Who in their right fuckin mind would leave The Premier League, The Championship, League 1 even in England for this racist (Sevco) political (us), three side stand (Falkirk) plastic pitches (Falkirk, Kilmarnock, Livingston) Mickey Mouse League…
Although it’s not been Mickey Mouse competition wise this season thankfully !
“I don’t understand why Celtic keep losing their chances and best opportunities to recruit genuinely exciting people. Why are Celtic so passive in these moments? Why does every single major decision window feel exactly the same? No urgency. No clear action or any sense that the squad, the structure or the club itself is being properly improved.”

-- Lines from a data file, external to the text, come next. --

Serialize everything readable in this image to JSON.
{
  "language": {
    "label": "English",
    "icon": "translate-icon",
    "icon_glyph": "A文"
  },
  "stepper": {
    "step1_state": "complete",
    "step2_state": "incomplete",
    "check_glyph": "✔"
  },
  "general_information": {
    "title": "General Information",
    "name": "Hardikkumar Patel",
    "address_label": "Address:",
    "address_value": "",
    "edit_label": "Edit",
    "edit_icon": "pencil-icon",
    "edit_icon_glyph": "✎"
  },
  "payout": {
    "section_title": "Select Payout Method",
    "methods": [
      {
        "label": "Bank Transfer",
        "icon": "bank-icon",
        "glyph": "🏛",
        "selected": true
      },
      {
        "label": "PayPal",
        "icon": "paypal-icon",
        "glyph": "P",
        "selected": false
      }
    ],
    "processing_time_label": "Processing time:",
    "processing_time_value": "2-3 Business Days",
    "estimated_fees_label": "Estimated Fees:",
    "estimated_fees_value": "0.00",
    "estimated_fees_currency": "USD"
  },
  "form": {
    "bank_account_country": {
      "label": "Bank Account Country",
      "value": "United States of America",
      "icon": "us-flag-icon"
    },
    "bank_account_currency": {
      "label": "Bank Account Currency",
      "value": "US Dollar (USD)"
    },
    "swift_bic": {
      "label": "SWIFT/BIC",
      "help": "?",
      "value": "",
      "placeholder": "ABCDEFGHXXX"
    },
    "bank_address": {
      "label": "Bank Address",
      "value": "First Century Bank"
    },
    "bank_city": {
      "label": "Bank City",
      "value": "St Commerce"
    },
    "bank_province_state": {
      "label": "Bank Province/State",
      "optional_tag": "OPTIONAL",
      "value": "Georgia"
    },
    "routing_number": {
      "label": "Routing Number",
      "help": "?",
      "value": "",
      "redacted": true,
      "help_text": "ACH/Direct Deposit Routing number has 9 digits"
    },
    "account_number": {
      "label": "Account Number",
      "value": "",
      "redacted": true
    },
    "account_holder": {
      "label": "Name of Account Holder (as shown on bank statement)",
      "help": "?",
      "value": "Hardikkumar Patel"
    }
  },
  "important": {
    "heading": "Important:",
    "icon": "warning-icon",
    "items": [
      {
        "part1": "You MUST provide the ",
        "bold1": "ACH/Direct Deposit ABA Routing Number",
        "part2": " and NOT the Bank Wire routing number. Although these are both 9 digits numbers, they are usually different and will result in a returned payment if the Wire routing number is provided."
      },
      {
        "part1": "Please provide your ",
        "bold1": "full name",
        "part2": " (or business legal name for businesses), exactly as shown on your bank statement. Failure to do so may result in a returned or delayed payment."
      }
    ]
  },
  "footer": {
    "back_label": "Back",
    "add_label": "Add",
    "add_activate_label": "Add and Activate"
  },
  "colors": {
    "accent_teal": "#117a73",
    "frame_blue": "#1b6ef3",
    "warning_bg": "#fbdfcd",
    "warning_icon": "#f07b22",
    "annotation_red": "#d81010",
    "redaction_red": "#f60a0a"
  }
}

Really? You know as well as we all know, Paulina, it’s all down to Desmond & Co.
They are slowly destroying our club and its worldwide reputation.

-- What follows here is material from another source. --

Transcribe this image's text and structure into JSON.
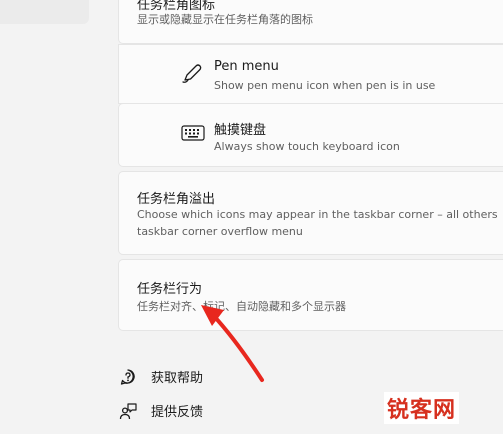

Never in a million years was Kieran McKenna or any other elite manager signing for Celtic. it’s common knowledge amongst the football world that Celtic under our board is a total shit show and until these people move out of the building and we get new progressive people in to replace them a shit show it will remain, never seen team so badly under funded in all my long years
For the next manager read Dermot Desmond and The Israelites!
Unfortunately the lure of the EPL and even the English Championship is too strong in so many ways for guys like McKenna. Add to that the lack of ambition by our board, and I’m afraid our choices are pretty limited when it comes to appointing a manager. All this talk of elite managers is unrealistic, BR is the last manager we will appoint of an EPL level. Any manager that Celtic appoint will be a manager with ambition to up his CV , Askou, Keane and coaches with that type of background will likely be appointed. Whoever it is, will have my support, I hope they are strong willed, and lay down some ground rules for modernising our club before accepting the job.

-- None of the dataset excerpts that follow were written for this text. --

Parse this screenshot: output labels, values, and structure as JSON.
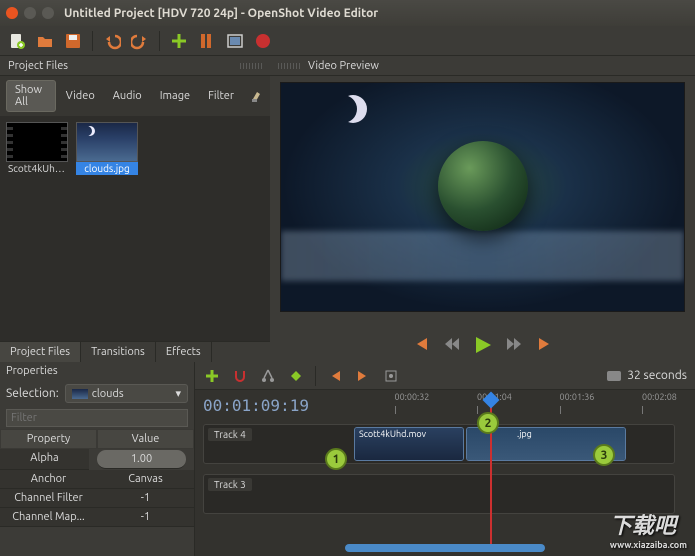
{
  "window": {
    "title": "Untitled Project [HDV 720 24p] - OpenShot Video Editor"
  },
  "panels": {
    "projectFiles": "Project Files",
    "videoPreview": "Video Preview",
    "properties": "Properties"
  },
  "fileTabs": {
    "showAll": "Show All",
    "video": "Video",
    "audio": "Audio",
    "image": "Image",
    "filter": "Filter"
  },
  "files": [
    {
      "name": "Scott4kUhd..."
    },
    {
      "name": "clouds.jpg"
    }
  ],
  "bottomTabs": {
    "projectFiles": "Project Files",
    "transitions": "Transitions",
    "effects": "Effects"
  },
  "properties": {
    "selectionLabel": "Selection:",
    "selectionValue": "clouds",
    "filterPlaceholder": "Filter",
    "headers": {
      "property": "Property",
      "value": "Value"
    },
    "rows": [
      {
        "prop": "Alpha",
        "val": "1.00"
      },
      {
        "prop": "Anchor",
        "val": "Canvas"
      },
      {
        "prop": "Channel Filter",
        "val": "-1"
      },
      {
        "prop": "Channel Map...",
        "val": "-1"
      }
    ]
  },
  "timeline": {
    "zoomLabel": "32 seconds",
    "timecode": "00:01:09:19",
    "ticks": [
      "00:00:32",
      "00:01:04",
      "00:01:36",
      "00:02:08"
    ],
    "tracks": [
      {
        "name": "Track 4"
      },
      {
        "name": "Track 3"
      }
    ],
    "clips": [
      {
        "name": "Scott4kUhd.mov"
      },
      {
        "name": ".jpg"
      }
    ],
    "markers": [
      "1",
      "2",
      "3"
    ]
  },
  "watermark": {
    "text": "下载吧",
    "url": "www.xiazaiba.com"
  },
  "icons": {
    "new": "new-file",
    "open": "open-folder",
    "save": "save",
    "undo": "undo",
    "redo": "redo",
    "add": "plus",
    "import": "import",
    "export": "export",
    "fullscreen": "fullscreen",
    "record": "record"
  }
}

It’s going to be an interesting summer. Will there be changes on the Board? I hope so, but I wouldn’t hold my breath. I think Lawell and Allison will be the only resignations in the short term. Nicoson and McKay will have to be dragged out kicking and screaming. Who would volunteer to resign from a cushy number with a remuneration like they’re on.
McKenna is one of the highest paid managers in any English division including the premier league. There was never any chance he was coming to us.
There’s a difference between aiming high and unattainable.
A bit of research suggests Pedro Martins, over achiever in Portugal, multiple title winner in Greece, cup winner in Qatar, champions league experience, plays 4-2-3-1 / 4-3-3 and out of contract with Al-Gharafa this summer.
That’s a cv I could get behind. Vast experience and a winner across different leagues. No personal experience of seeing his teams though!
Al Gharafa? Qatar?
Tut tut tut!
Paulina, it was never going to happen.
It is a reality check and shows just where we are in the food chain, that managing relegation favourites Ipswich Town is regarded as a bigger job than Celtic.